Cela signifie qu’il ne lui était pas possible de recevoir de Moïse, car lui a dépassé ce qu’il avait reçu du mont Sinaï en s’élevant plus encore que cette montagne elle-même pour en arriver à son propre niveau : Moïse notre maître est le père de tous les prophètes (Vayiqra Raba 1, 15), il est allé plus loin que n’importe quel autre homme, car le mont Sinaï a dit : “Je suis petit”, et Moïse a dit “Que sommes-nous ?” (Exode 16, 7-8), ce qui montre qu’il avait dépassé la montagne.
C’est pourquoi il est écrit “Il l’a transmise à Josué, et Josué aux Anciens, et les Anciens aux prophètes” (Avoth 1, 1), ce qui signifie qu’ils ne l’ont pas reçue de Moïse – du mont Sinaï – mais que Moïse a transmis les voies de l’humilité à Josué pour que celui-ci apprenne comment arriver à cette humilité qu’il avait reçue du Sinaï, sans plus. Ensuite, Josué a transmis les voies de l’humilité aux Anciens et ainsi de suite, chacun selon ses capacités et pas davantage que le précédent, car ils ne pouvaient pas dépasser le mont Sinaï.
Nous comprenons maintenant parfaitement pourquoi la montagne a été suspendue au-dessus des benei Israël. C’est parce que l’homme doit apprendre les voies de l’humilité et de l’effacement du mont Sinaï, et lorsqu’il se départit de cette humilité devant Dieu et commence à s’enorgueillir, là se trouve son tombeau (c’est pourquoi l’expression utilisée est “là se trouve votre tombeau”).
C’est aussi pourquoi Il ne les a pas menacés d’un autre châtiment, comme les bêtes sauvages ou autre. En effet, l’orgueil et l’amour des honneurs chassent l’homme du monde (Avoth 4, 21), et même s’il s’agit d’un talmid ‘hakham qui étudie et affirme : “Nous ferons et nous écouterons”, lorsque son cœur s’élève et s’emplit d’orgueil, il se met à utiliser la Tora à son propre profit (Avoth 4, 7), ce qui est absolument interdit. À son propos, il est dit de lui “celui qui utilise la couronne disparaîtra” (Avoth 4, 7).
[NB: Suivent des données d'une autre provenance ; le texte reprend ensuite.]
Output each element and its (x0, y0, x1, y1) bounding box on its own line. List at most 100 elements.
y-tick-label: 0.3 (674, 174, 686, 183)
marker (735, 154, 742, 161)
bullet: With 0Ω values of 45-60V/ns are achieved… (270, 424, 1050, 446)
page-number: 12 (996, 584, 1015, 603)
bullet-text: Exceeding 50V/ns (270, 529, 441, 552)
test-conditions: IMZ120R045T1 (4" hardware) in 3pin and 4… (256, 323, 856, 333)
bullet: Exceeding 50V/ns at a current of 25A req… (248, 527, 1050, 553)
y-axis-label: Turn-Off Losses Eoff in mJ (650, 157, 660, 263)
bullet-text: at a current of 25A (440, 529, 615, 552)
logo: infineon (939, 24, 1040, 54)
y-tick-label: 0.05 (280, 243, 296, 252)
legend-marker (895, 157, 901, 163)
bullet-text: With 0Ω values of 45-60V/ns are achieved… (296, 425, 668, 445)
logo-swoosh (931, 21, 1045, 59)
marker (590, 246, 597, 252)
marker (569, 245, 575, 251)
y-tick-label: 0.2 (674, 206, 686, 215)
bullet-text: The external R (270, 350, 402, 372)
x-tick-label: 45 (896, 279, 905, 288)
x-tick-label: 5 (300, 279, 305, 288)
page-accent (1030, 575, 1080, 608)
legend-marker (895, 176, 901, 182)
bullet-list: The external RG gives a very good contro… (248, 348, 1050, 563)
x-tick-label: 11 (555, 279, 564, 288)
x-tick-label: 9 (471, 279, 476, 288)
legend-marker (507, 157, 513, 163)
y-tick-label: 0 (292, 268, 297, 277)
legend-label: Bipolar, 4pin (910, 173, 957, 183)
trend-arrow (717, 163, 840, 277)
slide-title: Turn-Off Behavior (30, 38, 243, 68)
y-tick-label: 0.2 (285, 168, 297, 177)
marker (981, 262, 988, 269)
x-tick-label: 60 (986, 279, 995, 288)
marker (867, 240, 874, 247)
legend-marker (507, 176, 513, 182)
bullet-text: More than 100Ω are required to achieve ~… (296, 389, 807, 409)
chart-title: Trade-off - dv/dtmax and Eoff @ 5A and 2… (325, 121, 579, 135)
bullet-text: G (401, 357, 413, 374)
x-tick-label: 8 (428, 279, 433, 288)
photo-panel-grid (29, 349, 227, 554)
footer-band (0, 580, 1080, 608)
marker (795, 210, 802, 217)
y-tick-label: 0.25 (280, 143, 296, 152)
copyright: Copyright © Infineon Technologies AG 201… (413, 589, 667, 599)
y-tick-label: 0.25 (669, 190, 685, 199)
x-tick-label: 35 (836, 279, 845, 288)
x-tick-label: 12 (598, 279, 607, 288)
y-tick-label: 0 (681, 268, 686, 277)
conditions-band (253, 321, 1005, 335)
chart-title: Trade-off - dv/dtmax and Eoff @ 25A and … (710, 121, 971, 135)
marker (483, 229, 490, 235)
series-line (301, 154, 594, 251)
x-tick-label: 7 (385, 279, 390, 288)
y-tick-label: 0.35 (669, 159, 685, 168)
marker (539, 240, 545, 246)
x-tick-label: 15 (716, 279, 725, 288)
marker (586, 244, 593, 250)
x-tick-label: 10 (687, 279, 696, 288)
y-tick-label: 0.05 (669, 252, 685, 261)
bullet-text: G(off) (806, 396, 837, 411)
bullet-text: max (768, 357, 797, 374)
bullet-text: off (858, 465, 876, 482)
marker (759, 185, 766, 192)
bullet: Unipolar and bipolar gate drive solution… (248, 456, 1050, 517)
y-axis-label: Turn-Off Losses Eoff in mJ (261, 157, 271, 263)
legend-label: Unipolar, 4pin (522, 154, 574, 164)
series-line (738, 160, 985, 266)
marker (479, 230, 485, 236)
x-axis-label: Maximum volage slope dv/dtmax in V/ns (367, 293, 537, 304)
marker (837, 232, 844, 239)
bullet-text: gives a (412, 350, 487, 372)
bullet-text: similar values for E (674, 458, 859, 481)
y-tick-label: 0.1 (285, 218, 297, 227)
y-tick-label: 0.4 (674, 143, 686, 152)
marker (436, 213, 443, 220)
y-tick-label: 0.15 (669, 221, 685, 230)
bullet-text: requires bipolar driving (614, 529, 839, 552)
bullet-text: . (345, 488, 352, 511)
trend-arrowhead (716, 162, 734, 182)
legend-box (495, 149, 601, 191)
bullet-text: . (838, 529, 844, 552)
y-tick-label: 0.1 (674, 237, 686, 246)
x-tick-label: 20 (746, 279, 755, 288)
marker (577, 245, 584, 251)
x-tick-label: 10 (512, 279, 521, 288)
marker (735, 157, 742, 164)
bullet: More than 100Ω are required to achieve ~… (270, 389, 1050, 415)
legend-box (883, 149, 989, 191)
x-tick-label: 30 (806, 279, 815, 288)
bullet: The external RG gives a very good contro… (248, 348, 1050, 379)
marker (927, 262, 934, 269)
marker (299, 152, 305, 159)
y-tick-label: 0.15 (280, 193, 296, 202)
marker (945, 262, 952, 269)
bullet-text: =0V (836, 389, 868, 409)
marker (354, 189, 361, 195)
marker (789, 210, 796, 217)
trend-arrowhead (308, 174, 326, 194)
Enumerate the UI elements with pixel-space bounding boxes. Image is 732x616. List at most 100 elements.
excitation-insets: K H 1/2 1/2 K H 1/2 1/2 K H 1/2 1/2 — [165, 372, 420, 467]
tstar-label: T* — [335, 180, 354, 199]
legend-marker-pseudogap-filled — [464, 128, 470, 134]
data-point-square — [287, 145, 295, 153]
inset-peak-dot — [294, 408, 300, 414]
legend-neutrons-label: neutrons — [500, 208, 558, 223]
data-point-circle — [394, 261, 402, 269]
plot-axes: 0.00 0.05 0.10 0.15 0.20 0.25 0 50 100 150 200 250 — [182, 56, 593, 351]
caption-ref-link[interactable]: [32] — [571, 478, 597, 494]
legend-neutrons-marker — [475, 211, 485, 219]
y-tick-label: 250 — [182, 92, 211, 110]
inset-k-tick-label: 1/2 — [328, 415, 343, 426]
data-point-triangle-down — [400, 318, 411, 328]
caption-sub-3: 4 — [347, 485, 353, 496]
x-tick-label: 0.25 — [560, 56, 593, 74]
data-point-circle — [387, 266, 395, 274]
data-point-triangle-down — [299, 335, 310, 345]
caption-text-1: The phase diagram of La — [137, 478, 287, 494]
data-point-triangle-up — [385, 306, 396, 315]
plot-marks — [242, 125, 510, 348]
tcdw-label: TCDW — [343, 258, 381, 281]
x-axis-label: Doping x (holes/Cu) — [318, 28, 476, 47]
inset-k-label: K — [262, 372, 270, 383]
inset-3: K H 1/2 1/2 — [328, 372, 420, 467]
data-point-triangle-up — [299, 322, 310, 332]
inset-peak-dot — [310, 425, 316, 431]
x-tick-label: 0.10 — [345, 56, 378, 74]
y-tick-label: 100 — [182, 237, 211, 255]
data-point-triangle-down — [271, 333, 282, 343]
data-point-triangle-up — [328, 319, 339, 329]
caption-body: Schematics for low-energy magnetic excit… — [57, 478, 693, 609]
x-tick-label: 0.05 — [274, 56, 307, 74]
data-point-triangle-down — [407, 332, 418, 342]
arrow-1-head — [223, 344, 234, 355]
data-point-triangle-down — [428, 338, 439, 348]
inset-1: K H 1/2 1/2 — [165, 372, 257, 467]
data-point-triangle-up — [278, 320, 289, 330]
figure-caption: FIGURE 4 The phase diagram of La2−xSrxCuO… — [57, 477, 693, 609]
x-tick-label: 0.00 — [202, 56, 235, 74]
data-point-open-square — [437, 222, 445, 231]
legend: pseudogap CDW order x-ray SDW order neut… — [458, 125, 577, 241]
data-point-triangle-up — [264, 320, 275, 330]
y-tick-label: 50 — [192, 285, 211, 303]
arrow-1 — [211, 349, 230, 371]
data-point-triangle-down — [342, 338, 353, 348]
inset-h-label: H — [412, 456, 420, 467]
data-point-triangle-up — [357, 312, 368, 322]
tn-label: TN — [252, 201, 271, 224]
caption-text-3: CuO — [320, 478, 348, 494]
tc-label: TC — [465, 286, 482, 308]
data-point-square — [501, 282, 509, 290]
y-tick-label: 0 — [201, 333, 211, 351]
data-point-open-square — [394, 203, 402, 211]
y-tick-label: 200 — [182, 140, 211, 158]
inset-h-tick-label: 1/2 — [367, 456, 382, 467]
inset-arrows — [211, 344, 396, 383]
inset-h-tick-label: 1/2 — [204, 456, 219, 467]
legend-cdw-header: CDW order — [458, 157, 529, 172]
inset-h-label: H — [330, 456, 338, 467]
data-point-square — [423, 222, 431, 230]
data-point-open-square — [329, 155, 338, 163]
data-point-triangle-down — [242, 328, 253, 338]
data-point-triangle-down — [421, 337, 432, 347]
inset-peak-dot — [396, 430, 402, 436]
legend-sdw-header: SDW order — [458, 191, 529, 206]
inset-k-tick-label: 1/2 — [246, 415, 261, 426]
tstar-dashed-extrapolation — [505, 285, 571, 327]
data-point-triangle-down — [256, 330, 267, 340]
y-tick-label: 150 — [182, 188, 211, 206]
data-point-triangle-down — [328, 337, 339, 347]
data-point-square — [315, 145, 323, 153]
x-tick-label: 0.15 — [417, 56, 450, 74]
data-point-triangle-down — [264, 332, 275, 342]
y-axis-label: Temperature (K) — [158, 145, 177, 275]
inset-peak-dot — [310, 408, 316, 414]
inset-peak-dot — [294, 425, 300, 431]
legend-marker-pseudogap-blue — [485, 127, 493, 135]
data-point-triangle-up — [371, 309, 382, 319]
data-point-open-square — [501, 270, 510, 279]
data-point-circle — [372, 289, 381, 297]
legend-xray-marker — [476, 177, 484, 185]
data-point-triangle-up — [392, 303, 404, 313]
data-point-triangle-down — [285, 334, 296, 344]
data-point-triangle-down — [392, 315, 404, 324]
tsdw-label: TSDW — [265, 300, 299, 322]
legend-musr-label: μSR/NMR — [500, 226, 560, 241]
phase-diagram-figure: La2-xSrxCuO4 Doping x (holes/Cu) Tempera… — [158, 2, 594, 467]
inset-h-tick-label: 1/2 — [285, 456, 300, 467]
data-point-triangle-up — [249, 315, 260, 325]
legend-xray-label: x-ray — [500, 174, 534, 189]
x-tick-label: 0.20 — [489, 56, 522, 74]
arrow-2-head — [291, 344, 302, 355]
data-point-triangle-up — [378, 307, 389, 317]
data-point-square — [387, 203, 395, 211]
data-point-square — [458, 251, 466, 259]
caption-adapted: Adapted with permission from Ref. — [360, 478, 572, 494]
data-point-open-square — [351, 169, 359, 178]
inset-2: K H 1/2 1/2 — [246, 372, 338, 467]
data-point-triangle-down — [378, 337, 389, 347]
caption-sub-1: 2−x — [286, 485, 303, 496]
Il passe et disparaît du monde parce qu’il s’est enorgueilli, et alors, ici sera son tombeau ! Ainsi qu’il est écrit : “Ils se tinrent en bas de la montagne”, pour être encore moins que la montagne du Sinaï, pour s’élever dans l’humilité comme l’avait fait Moïse en disant : “Que sommes-nous ?” (“Véna’hnoumah”). “Mah” a la valeur numérique de “adam” (“homme”), ce qui signifie qu’il voulait dire : “Je ne suis même pas un homme, ni de la terre (adamah) !” C’est pourquoi le Saint béni soit-Il a utilisé précisément cette façon de dire à l’homme en allusion comment acquérir la Torah et les mitswoth : par l’humilité.